Educarmo-nos pelo sonho das Artes
A Cultura é muita coisa. Tanta coisa. É o conjunto de valores e normas, é informação, é sociedade. É aquilo que tem impacto no tecido social. E as Artes são educação. A questão da educação através das Artes é antiga, muitas vezes percorrida, e que regressa quando as relações sociais se tornam insensíveis e começamos a sentir a falta de novas perspetivas. A educação pelas Artes é um olhar para o amanhã. Ora, de que outra forma é que poderíamos chegar ao futuro com paz, liberdade e harmonia?
Sinto que a educação, da maneira que está construída, nos tem conduzido a uma formatação desenquadrada, tornando-nos seres descontentes, menos capazes de encontrar soluções e de procurar a liberdade e a felicidade. Esta questão tem em si o gérmen de várias utopias, sendo motivo de alguma reflexão. A educação através do sonho das Artes coloca uma certa tensão entre o coletivo — o local onde saímos da nossa bolha interior, discutimos, estamos com outros — e o ser individual.

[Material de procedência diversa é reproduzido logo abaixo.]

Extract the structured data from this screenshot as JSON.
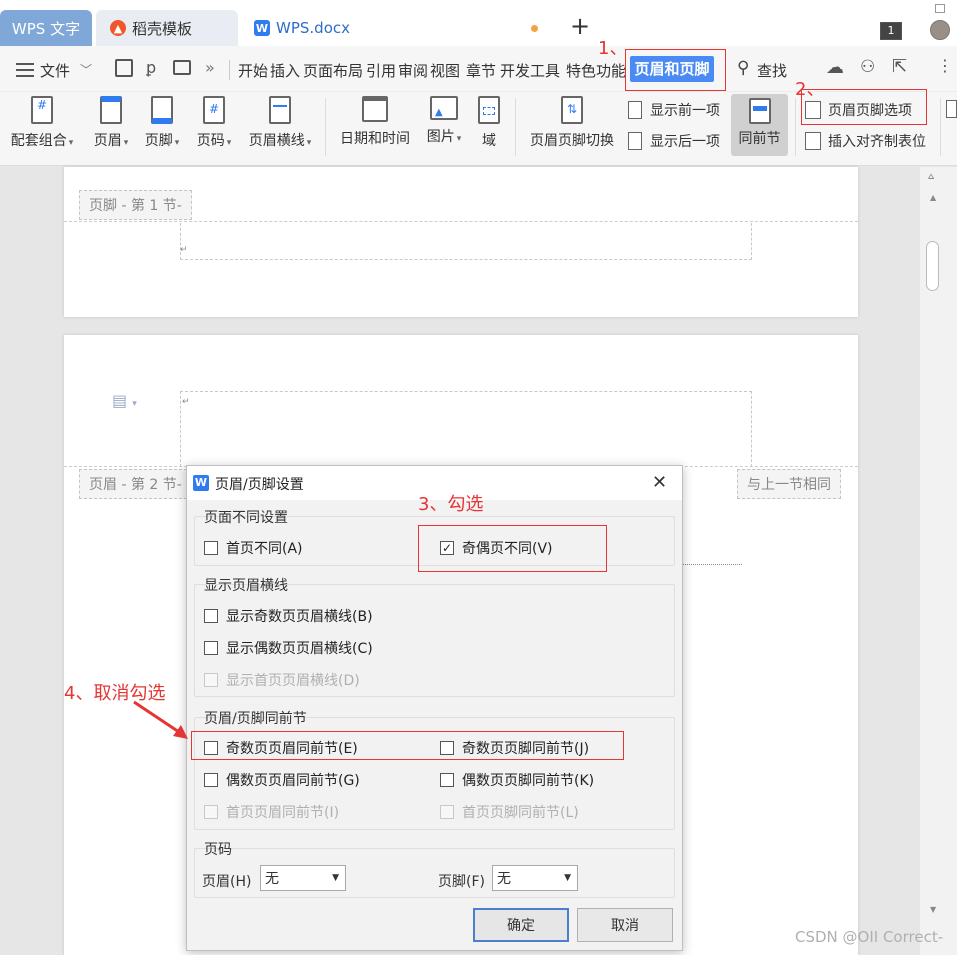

As Artes permitem que nos desdobremos e que ganhemos a capacidade de revelar felicidade e harmonia com a sociedade e com o ambiente. Por outras palavras, coloca o indivíduo no centro do projeto da humanidade.
Tenho de confessar que as artes performativas são o meio que mais me toca. A relação que o indivíduo tem com o seu corpo, com as suas angústias, com as suas cicatrizes e, no fundo, com as suas experiências pessoais é magnífica, julgo, e deve ser ressaltada. Existe, por isso, um conjunto de projetos, que têm que ver com esta educação pelas Artes, que envolvem jovens, grupos de risco, terceira idade, comunidades excluídas e que, de alguma maneira, têm vindo a ser um desígnio daquilo que os políticos pedem aos artistas para fazer, ao longo de uma ampla dimensão biográfica. E os artistas, eles próprios, têm abraçado de forma determinada estes pedidos, desde o momento em que a dimensão performativa se tornou mais clara e emergente.
Mas, entenda-se, a educação através das artes não pode, nem deve, ser só baseada na dimensão biográfica. Tem de ser também uma forma de acolher heranças, patrimónios e tudo aquilo que nos fez chegar até aqui. Aquilo que nos permitiu atingir esta cultura, que nos autorizou a ser quem somos e que nos deixou criar relações sociais. A matéria da vida e as experiências tornaram-se objeto de criação e, em última instância, de educação. Temos de nos educar para que, no futuro, haja concordância e valores que façam parte de uma dimensão maior.
A relação entre o indivíduo e o coletivo é um objeto artístico, e os intérpretes têm essa consciência. Sempre que um artista se fecha sobre si próprio e olha para o seu corpo, para as palavras e para o corpo dos outros, tentando dar vida aos textos, há uma espécie de mergulho sobre si próprio. Uma imersão na sua própria natureza, se preferirem. E há, também, uma devolução desse mergulho para a relação com os outros. Esta vontade de criar beleza é também uma prova da coragem dos artistas em fazerem esse exercício de solitude interior, o que mostra que temos de trabalhar o medo e enfrentar os nossos demónios, perceber o quão próximos eles nos são. A educação pelas artes é isto: a promoção do mergulho no ser individual e a respetiva devolução ao ser coletivo. Se feito de forma consciente e regular, este ensino através do sonho permite o juízo crítico, a autonomia, a liberdade e a capacidade de nos apaixonarmos. Só as Artes é que têm este poder, em contraciclo com a tendência atual: consumir exageradamente como forma de salvação e aceitar tudo o que nos dizem, porque parece que existe uma verdade que nos ultrapassa e que nós teimamos em colocar nas mãos dos outros.
Neste sistema de utopias que se vão desdobrando umas nas outras, são as Artes que podem trazer outras formas de olhar para o mundo e de nos relacionarmos com o consumo, a natureza e connosco próprios.
No entanto, parece ainda que a educação pelas artes vem sempre em último, o que aparenta ser um sintoma da forma algo pobre de como estamos a desenvolver o mundo. A arte é quase sempre pensada como uma ocupação dos tempos livres — um pensamento estranho, por si só —, sendo, por isso, urgente criar a consciência de que a educação pelo sonho, pela beleza, tem um papel primordial. É nesta educação através das emoções, dos sentidos e de diferentes culturas que eu acredito que podemos perceber que é na transformação do individuo e na sua capacidade estética que podemos idealizar que o mundo se irá desencaixar deste eixo por onde entrou e mudar-se para outra direção.